AD: I definitely think my initial fourteen-year-old self would have been the poster girl for impostor syndrome! I was the youngest of a group where everyone else was (at the time) a high school senior, but we clicked immediately, and being able to feel like I was part of a cohesive team was fantastic. I owe a lot to having that support system to fall back on. In a way, the fact that I’d been shouldered with so much newfound authority while also being the “baby” of the group made me more driven. I deeply feared being seen as the weak link, but as I became more self-assured, that fear eventually evolved into an energy to throw as much of myself as I could into poetry.
Of course, all of this was back in 2013 and 2014. What have you been up to since? What in the world is on tap for Aline Dolinh?
AD: With that lead-in, I’m afraid my answer is going to sound anticlimactic! As of right now, a distressingly large portion of my creative energy has been funneled into college essays. However, I’m always trying to push myself out of my writing comfort zone, so I’ve just started working on a poetry portfolio centered on the nature of historiography and memory, as well as a one-act play about the Cold War and covert space militarization schemes (I know, it sounds like riveting stuff). Also, as weird as it sounds, I’ve been basically exclusively listening to the Hamilton soundtrack on repeat for the past month — it has my inner historian swooning, and it makes me feel guilty whenever I’m not writing.
And, lastly, name your biggest literary pet peeve. (We all have them!)
AD: I think the idea that more impassive, objective writing is somehow “better” or more substantial than writing about one’s lived experiences or emotions is garbage.

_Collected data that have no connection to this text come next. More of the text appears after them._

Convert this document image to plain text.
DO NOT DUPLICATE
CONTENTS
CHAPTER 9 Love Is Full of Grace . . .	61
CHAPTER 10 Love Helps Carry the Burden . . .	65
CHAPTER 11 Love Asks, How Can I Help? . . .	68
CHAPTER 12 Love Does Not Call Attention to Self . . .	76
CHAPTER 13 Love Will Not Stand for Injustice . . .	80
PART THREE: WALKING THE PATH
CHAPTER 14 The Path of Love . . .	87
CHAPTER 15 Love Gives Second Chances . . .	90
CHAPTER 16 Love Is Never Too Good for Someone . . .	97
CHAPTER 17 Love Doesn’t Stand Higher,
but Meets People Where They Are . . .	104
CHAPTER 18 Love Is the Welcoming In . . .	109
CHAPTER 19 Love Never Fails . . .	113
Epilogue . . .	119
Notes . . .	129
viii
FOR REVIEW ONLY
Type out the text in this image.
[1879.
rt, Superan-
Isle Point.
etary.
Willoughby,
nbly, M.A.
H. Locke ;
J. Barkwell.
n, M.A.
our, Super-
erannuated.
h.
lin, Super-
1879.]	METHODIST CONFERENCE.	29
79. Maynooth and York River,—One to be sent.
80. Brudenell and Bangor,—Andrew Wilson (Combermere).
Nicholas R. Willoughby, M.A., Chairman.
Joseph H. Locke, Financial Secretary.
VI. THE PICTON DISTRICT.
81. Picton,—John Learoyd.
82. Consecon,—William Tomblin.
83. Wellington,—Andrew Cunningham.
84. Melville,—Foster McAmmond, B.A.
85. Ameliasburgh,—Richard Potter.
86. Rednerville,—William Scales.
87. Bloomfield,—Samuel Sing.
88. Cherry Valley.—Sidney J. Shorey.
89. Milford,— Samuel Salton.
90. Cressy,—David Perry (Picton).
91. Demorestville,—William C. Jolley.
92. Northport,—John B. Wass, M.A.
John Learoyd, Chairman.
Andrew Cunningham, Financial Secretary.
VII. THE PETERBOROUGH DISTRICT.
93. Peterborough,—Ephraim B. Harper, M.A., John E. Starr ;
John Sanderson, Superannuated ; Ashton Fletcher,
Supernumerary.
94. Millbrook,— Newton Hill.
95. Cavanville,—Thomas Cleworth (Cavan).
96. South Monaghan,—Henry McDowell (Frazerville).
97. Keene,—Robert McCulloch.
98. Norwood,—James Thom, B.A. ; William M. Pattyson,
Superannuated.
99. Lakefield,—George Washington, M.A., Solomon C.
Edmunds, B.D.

With the rise of social media, platforms for young, marginalized voices have grown — and I think there’s been a bit of backlash against these literary gatekeepers, as this is a generation that hasn’t necessarily been bred by the (largely white and affluent) academy.
I get that most teenage poets aren’t going to be as focused or technically flawless — but the kids who are prolific writers on Tumblr or social justice-oriented slam poets aren’t less legitimate artists because of their chosen medium or method of delivery. The fact that poetry is becoming more accessible should be celebrated, not lamented.
Aline Dolinh is a student at Oakton High School, where she serves as the poetry editor for her the literary magazine OPUS. On a national level, she has won Gold and American Voices Medals in Poetry from the Scholastic Art & Writing Awards. She also served as the 2013-14 National Student Poet for the Southeast, during which time she taught free poetry workshops to audiences ranging from non-native English speakers to elementary school students to her own classmates. Last summer, Aline mentored high school students through the 2015 Adroit Journal Summer Mentorship Program, and currently serves as a Poetry Reader for The Adroit Journal.